March 03, 2012  •  1 Comment

 

     Great landscape photography brings the viewer into the scene, making a two dimensional

image feel three dimensional. It also tells a story, leading the eye through it, revealing more and

more the further you go. There are many composition and lighting techniques that landscape

photographers use to achieve these effects. One of the most powerful is the use of a wide angle lens

and the careful placement of foreground, middle ground and background elements.

     Find a suitable landscape. Look for exciting background and middle ground elements first, such

as dramatic sky, mountains, trees, streams, or shapes and patterns in the land that lead into the

distance. Then look for an interesting subject that you can get close to for the foreground, such as a

flower, plant, rock, log or intimate landscape feature.

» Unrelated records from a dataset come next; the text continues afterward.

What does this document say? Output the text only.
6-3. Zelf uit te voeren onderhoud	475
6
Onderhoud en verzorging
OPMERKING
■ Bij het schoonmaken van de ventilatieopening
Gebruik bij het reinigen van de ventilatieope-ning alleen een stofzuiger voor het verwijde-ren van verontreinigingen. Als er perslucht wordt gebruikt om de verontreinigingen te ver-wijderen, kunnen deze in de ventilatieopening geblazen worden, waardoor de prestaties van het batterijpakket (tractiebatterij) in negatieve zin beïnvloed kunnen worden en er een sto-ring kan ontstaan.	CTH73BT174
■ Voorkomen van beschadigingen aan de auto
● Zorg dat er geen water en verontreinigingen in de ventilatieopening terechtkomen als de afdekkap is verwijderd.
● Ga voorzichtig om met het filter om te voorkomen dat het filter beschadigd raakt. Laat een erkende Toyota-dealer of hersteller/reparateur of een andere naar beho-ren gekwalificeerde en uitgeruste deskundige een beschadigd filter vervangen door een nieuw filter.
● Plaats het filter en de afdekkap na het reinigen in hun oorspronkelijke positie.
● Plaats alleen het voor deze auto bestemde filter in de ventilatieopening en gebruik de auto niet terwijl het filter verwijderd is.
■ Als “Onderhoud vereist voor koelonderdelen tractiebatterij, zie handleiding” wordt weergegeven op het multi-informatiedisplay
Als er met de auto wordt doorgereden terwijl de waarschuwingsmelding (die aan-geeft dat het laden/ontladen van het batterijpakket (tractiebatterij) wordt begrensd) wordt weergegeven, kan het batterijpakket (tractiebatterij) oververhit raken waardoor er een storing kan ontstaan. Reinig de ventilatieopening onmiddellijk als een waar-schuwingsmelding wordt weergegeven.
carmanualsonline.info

   Try many different camera positions to bring the elements together in a way that draws the viewer

into the image. I like to use lines, light/shadow or motion to form a connection between my foreground

and background, such as the S curve of a stream or ridge, a line of trees or rocks, or shadows cast by

low angle sun.

      Get close to your foreground. A wide angle lenses make distant objects look even more distant. To

emphasize and showcase your foreground element you need to get close, sometimes within a few feet

or even inches. Setting up too far away from your foreground feature makes it fade into the middle

ground and leaves your foreground empty.

    Use a split neutral density filter to highlight the foreground and darken the more distant objects and the

sky. The viewer’s eye will be drawn to the lighter foreground element first before being led into through

the image towards the background. The darker background will appear more distant.

 

Camera Setting Tips

  Always use a Tripod

  Remote Cable Release

  Mirror Up

  CL shooting Mode

  VR  OFF

  Aperture Priority Mode

  Lowest ISO

  Check Histogram; Expose to the right

 

  Best to shoot at two times of day…dawn and dusk, 15-30 min. before sunrise (then 30-60 minutes after

  sunrise), and 15-30 min. before sunset (then up to 30 min. after)

  The only exception to this rule is during storms, foliage right after a rain, and hazy/foggy times – or you

  can shoot on cloudy days if you can eliminate all or most of the sky from the composition

 

  Use a stop-down or polarizing filter if conditions are too bright, or when you want a slow shutter speed

  to create silky water movement.  Horizon lines are best 1/3 from the top (or 1/8 sky if sky is boring) to maintain

  the depth and keep the horizon line straight.  :)  



Comments

1.Gia(non-registered)
Excellent tips and explained so clearly that even I can understand :) Thanks Gary.